Honestly, Harris did a good job in overseeing a successful domestic season but for a couple of hiccups.
He inherited an organization that couldn’t even reward clubs with prize money won from the previous season nor had a venue to play the Premier League once the National Stadium was unavailable to facilitate the laying of a new track.
It would seem that Harris handled both situations expertly because he got the clubs to accept a portion of their monies and he also turned the Wildey Astro Turf into a venue hundreds flocked to despite certain limitations. So what went wrong?
The genesis of his internal issues may have stemmed from the perception or belief that he didn’t have the stature of Jones who is a Government minister. Therefore, he has to work that much harder to gain the same level of respect we reserve for politicians.
In such circumstances Harris could be hitting his head against the proverbial brick wall as he tried too hard to gain the confidence and unconditional support of the majority.
For sure he cannot be combative but has to be statesmanlike as he attempts to ease his hands out of the lion’s mouth.
Any other approach will see him lose his dream of leading the organization to greater stability and pave a better path for the players.
Harris is still the ideal person to be at the helm of the BFA because I think there’s no one more passionate, sincere and as visionary about the sport than he is.
He has to be at the wheel at this particular juncture to script a new road map for the sport.
The last football revolution was in the mid-60s when Englishman Graham Adams started the mini league that brought hundreds of youth to the fore.
The biggest spin-off was that the league served as a first step as a feeder to the youth teams and subsequently the seniors.

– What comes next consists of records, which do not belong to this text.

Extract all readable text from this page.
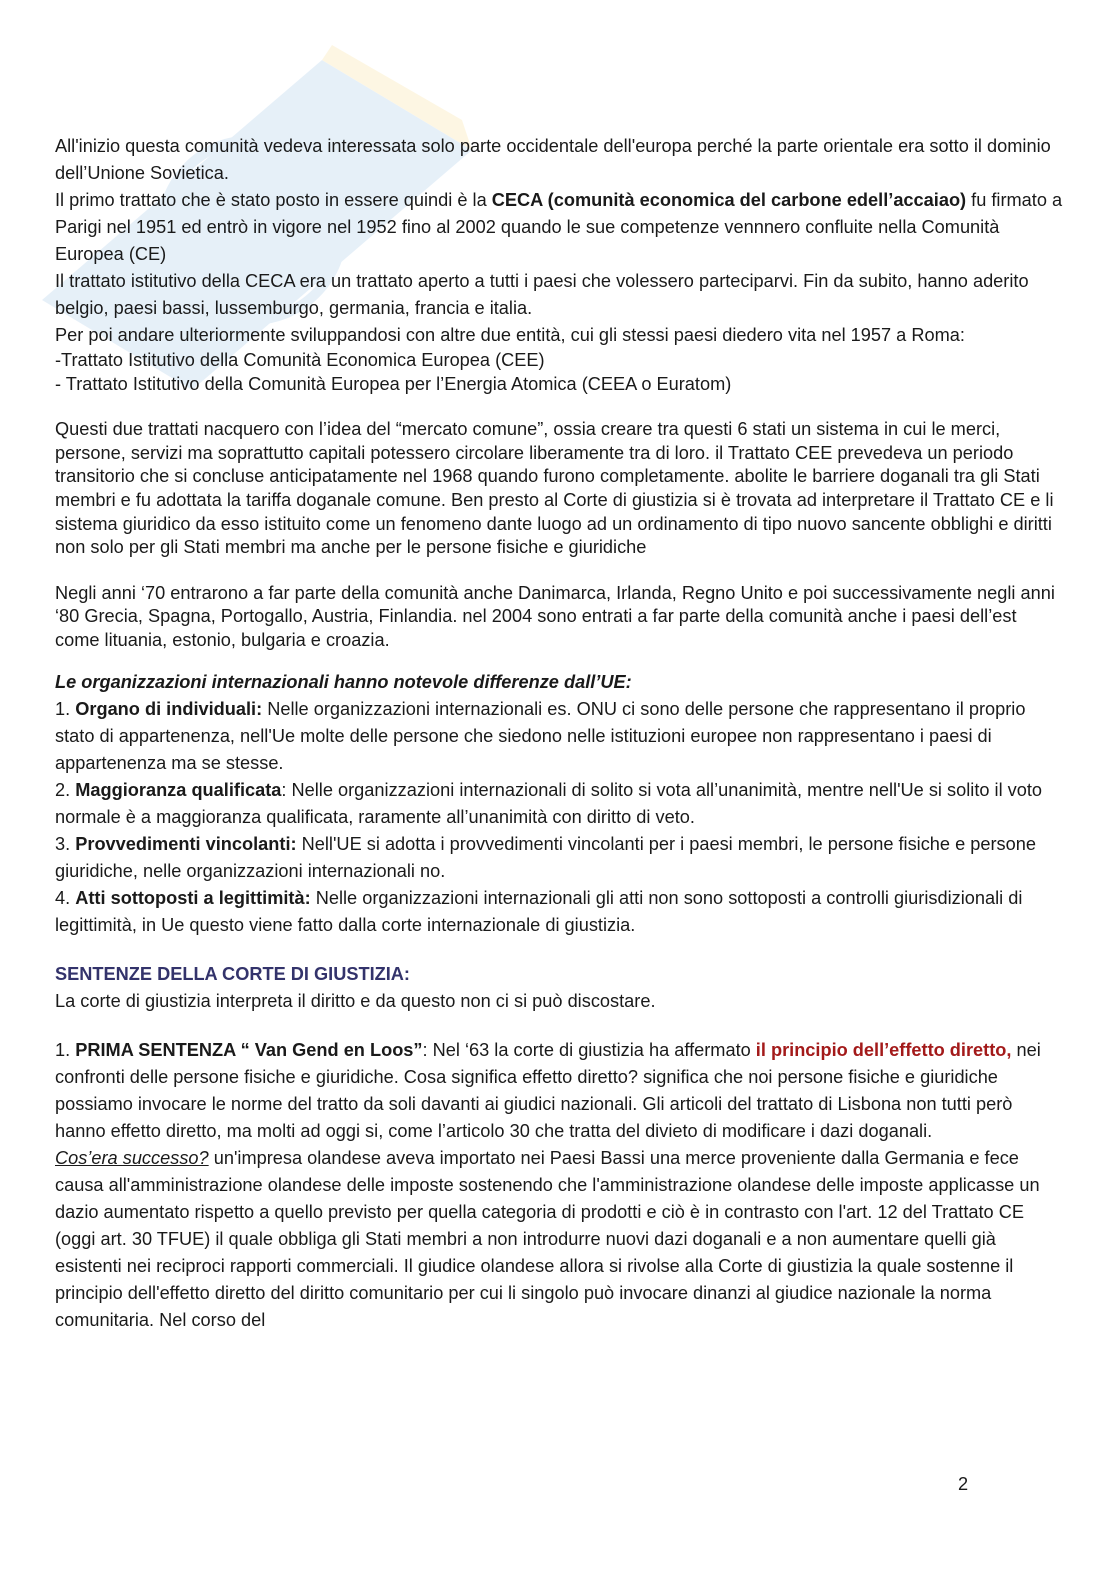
All'inizio questa comunità vedeva interessata solo parte occidentale dell'europa perché la parte orientale era sotto il dominio dell’Unione Sovietica.

Il primo trattato che è stato posto in essere quindi è la CECA (comunità economica del carbone edell’accaiao) fu firmato a Parigi nel 1951 ed entrò in vigore nel 1952 fino al 2002 quando le sue competenze vennnero confluite nella Comunità Europea (CE)

Il trattato istitutivo della CECA era un trattato aperto a tutti i paesi che volessero parteciparvi. Fin da subito, hanno aderito belgio, paesi bassi, lussemburgo, germania, francia e italia.

Per poi andare ulteriormente sviluppandosi con altre due entità, cui gli stessi paesi diedero vita nel 1957 a Roma:

-Trattato Istitutivo della Comunità Economica Europea (CEE)

- Trattato Istitutivo della Comunità Europea per l’Energia Atomica (CEEA o Euratom)

Questi due trattati nacquero con l’idea del “mercato comune”, ossia creare tra questi 6 stati un sistema in cui le merci, persone, servizi ma soprattutto capitali potessero circolare liberamente tra di loro. il Trattato CEE prevedeva un periodo transitorio che si concluse anticipatamente nel 1968 quando furono completamente. abolite le barriere doganali tra gli Stati membri e fu adottata la tariffa doganale comune. Ben presto al Corte di giustizia si è trovata ad interpretare il Trattato CE e li sistema giuridico da esso istituito come un fenomeno dante luogo ad un ordinamento di tipo nuovo sancente obblighi e diritti non solo per gli Stati membri ma anche per le persone fisiche e giuridiche

Negli anni ‘70 entrarono a far parte della comunità anche Danimarca, Irlanda, Regno Unito e poi successivamente negli anni ‘80 Grecia, Spagna, Portogallo, Austria, Finlandia. nel 2004 sono entrati a far parte della comunità anche i paesi dell’est come lituania, estonio, bulgaria e croazia.

Le organizzazioni internazionali hanno notevole differenze dall’UE:

1. Organo di individuali: Nelle organizzazioni internazionali es. ONU ci sono delle persone che rappresentano il proprio stato di appartenenza, nell'Ue molte delle persone che siedono nelle istituzioni europee non rappresentano i paesi di appartenenza ma se stesse.

2. Maggioranza qualificata: Nelle organizzazioni internazionali di solito si vota all’unanimità, mentre nell'Ue si solito il voto normale è a maggioranza qualificata, raramente all’unanimità con diritto di veto.

3. Provvedimenti vincolanti: Nell'UE si adotta i provvedimenti vincolanti per i paesi membri, le persone fisiche e persone giuridiche, nelle organizzazioni internazionali no.

4. Atti sottoposti a legittimità: Nelle organizzazioni internazionali gli atti non sono sottoposti a controlli giurisdizionali di legittimità, in Ue questo viene fatto dalla corte internazionale di giustizia.

SENTENZE DELLA CORTE DI GIUSTIZIA:

La corte di giustizia interpreta il diritto e da questo non ci si può discostare.

1. PRIMA SENTENZA “ Van Gend en Loos”: Nel ‘63 la corte di giustizia ha affermato il principio dell’effetto diretto, nei confronti delle persone fisiche e giuridiche. Cosa significa effetto diretto? significa che noi persone fisiche e giuridiche possiamo invocare le norme del tratto da soli davanti ai giudici nazionali. Gli articoli del trattato di Lisbona non tutti però hanno effetto diretto, ma molti ad oggi si, come l’articolo 30 che tratta del divieto di modificare i dazi doganali.

Cos’era successo? un'impresa olandese aveva importato nei Paesi Bassi una merce proveniente dalla Germania e fece causa all'amministrazione olandese delle imposte sostenendo che l'amministrazione olandese delle imposte applicasse un dazio aumentato rispetto a quello previsto per quella categoria di prodotti e ciò è in contrasto con l'art. 12 del Trattato CE (oggi art. 30 TFUE) il quale obbliga gli Stati membri a non introdurre nuovi dazi doganali e a non aumentare quelli già esistenti nei reciproci rapporti commerciali. Il giudice olandese allora si rivolse alla Corte di giustizia la quale sostenne il principio dell'effetto diretto del diritto comunitario per cui li singolo può invocare dinanzi al giudice nazionale la norma comunitaria. Nel corso del

2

Actually, Harris was also a child of the Adams revolution and he has the perfect opportunity to start another one crafted in his own image.

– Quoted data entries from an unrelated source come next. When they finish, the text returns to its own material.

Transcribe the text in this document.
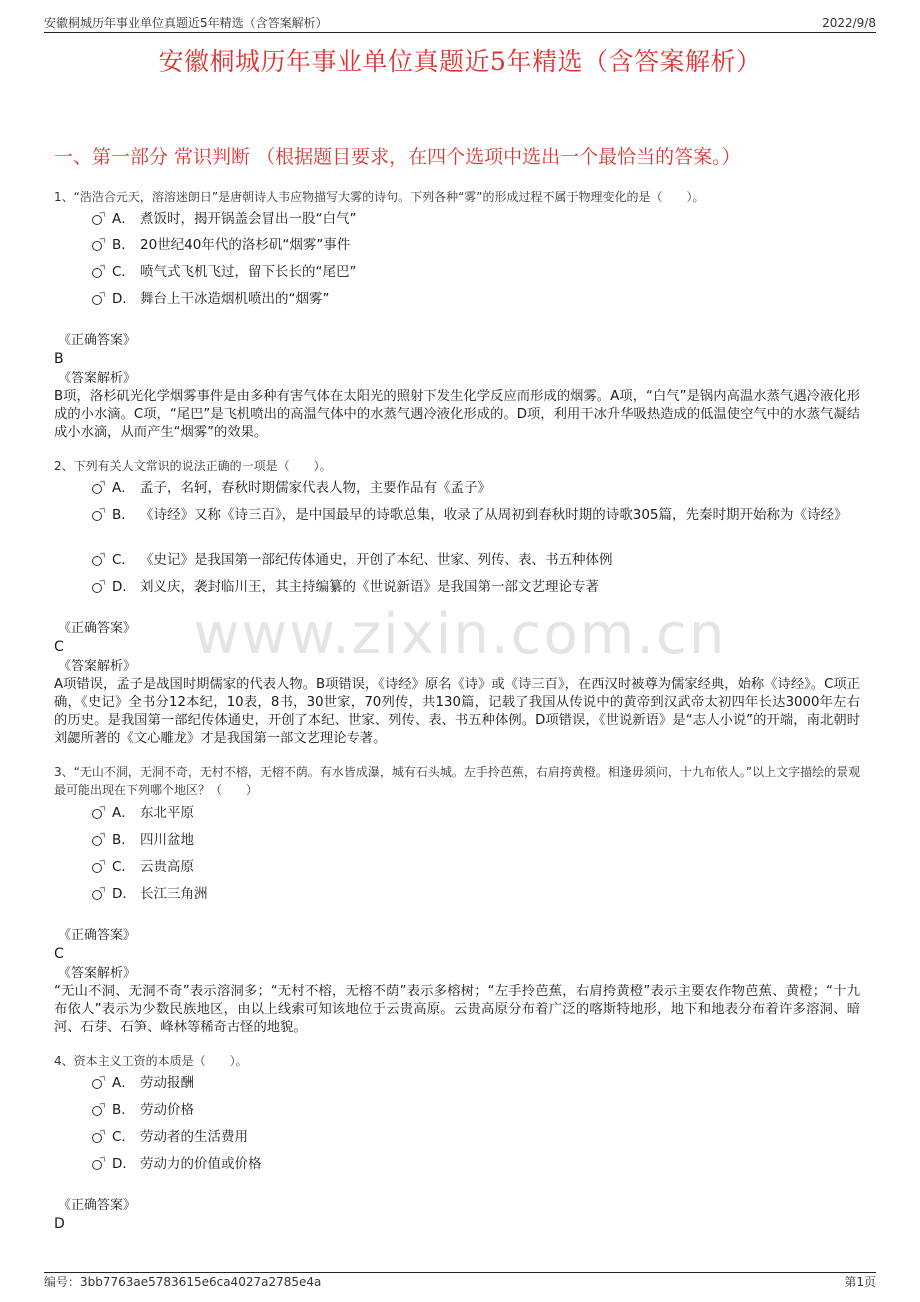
安徽桐城历年事业单位真题近5年精选（含答案解析）	2022/9/8
安徽桐城历年事业单位真题近5年精选（含答案解析）
一、第一部分 常识判断 （根据题目要求，在四个选项中选出一个最恰当的答案。）
www.zixin.com.cn
1、“浩浩合元天，溶溶迷朗日”是唐朝诗人韦应物描写大雾的诗句。下列各种“雾”的形成过程不属于物理变化的是（　　）。
A． 煮饭时，揭开锅盖会冒出一股“白气”
B． 20世纪40年代的洛杉矶“烟雾”事件
C． 喷气式飞机飞过，留下长长的“尾巴”
D． 舞台上干冰造烟机喷出的“烟雾”
《正确答案》
B
《答案解析》
B项，洛杉矶光化学烟雾事件是由多种有害气体在太阳光的照射下发生化学反应而形成的烟雾。A项，“白气”是锅内高温水蒸气遇冷液化形成的小水滴。C项，“尾巴”是飞机喷出的高温气体中的水蒸气遇冷液化形成的。D项，利用干冰升华吸热造成的低温使空气中的水蒸气凝结成小水滴，从而产生“烟雾”的效果。
2、下列有关人文常识的说法正确的一项是（　　）。
A． 孟子，名轲，春秋时期儒家代表人物，主要作品有《孟子》
B． 《诗经》又称《诗三百》，是中国最早的诗歌总集，收录了从周初到春秋时期的诗歌305篇，先秦时期开始称为《诗经》
C． 《史记》是我国第一部纪传体通史，开创了本纪、世家、列传、表、书五种体例
D． 刘义庆，袭封临川王，其主持编纂的《世说新语》是我国第一部文艺理论专著
《正确答案》
C
《答案解析》
A项错误，孟子是战国时期儒家的代表人物。B项错误，《诗经》原名《诗》或《诗三百》，在西汉时被尊为儒家经典，始称《诗经》。C项正确，《史记》全书分12本纪，10表，8书，30世家，70列传，共130篇，记载了我国从传说中的黄帝到汉武帝太初四年长达3000年左右的历史。是我国第一部纪传体通史，开创了本纪、世家、列传、表、书五种体例。D项错误，《世说新语》是“志人小说”的开端，南北朝时刘勰所著的《文心雕龙》才是我国第一部文艺理论专著。
3、“无山不洞，无洞不奇，无村不榕，无榕不荫。有水皆成瀑，城有石头城。左手拎芭蕉，右肩挎黄橙。相逢毋须问，十九布依人。”以上文字描绘的景观最可能出现在下列哪个地区？（　　）
A． 东北平原
B． 四川盆地
C． 云贵高原
D． 长江三角洲
《正确答案》
C
《答案解析》
“无山不洞、无洞不奇”表示溶洞多；“无村不榕，无榕不荫”表示多榕树；“左手拎芭蕉，右肩挎黄橙”表示主要农作物芭蕉、黄橙；“十九布依人”表示为少数民族地区，由以上线索可知该地位于云贵高原。云贵高原分布着广泛的喀斯特地形，地下和地表分布着许多溶洞、暗河、石芽、石笋、峰林等稀奇古怪的地貌。
4、资本主义工资的本质是（　　）。
A． 劳动报酬
B． 劳动价格
C． 劳动者的生活费用
D． 劳动力的价值或价格
《正确答案》
D
编号：3bb7763ae5783615e6ca4027a2785e4a	第1页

He has the goodwill for football and that’s the perfect place to start because it brings with it a degree of selflessness which is conducive to development as nothing will ever be considered as too hard in the quest for success.
Still, Harris cannot do it alone. He needs to have a team that will be open to his ideas and vice versa and they need to go forward as a unit like hand and glove.
The time is rife for revolution but how successful can it be if the house is divided? In fact, it may not even get off the ground if there’s no unity.
Any football administrator worth his salt must be looking to conceptualize a professional league in Barbados.
He should have been doing the necessary research about this possibility from the myriad of out-of-season tournaments.
The truth is that the two most popular ones have been well conceived and received but it is counterproductive to court shades of professionalism for six weeks and then be divorced from it for the rest of the year.
I don’t see the benefit of having one foot in and one foot out. We have the dream but we must develop the will to make it a reality.
In time to come I can see Government partnering with bodies such as the BFA in ventures that can create employment for our youth on a full-time basis.
The space for white collar employment is becoming increasingly congested and sport can be a tangible detour.
Harris has the vision and presence to lead this initiative so he shouldn’t let anything stand in his way of achieving this reachable goal.
The rest of the executive must also be cognizant that it is not about personality but the greater good is laying a foundation for all stakeholders to prosper.
Harris versus the rest and vice versa won’t make a difference either.
We genuinely need to put aside differences and kick start the new football revolution in unity.
• Andi Thornhill is an experienced award-winning freelance sports journalist.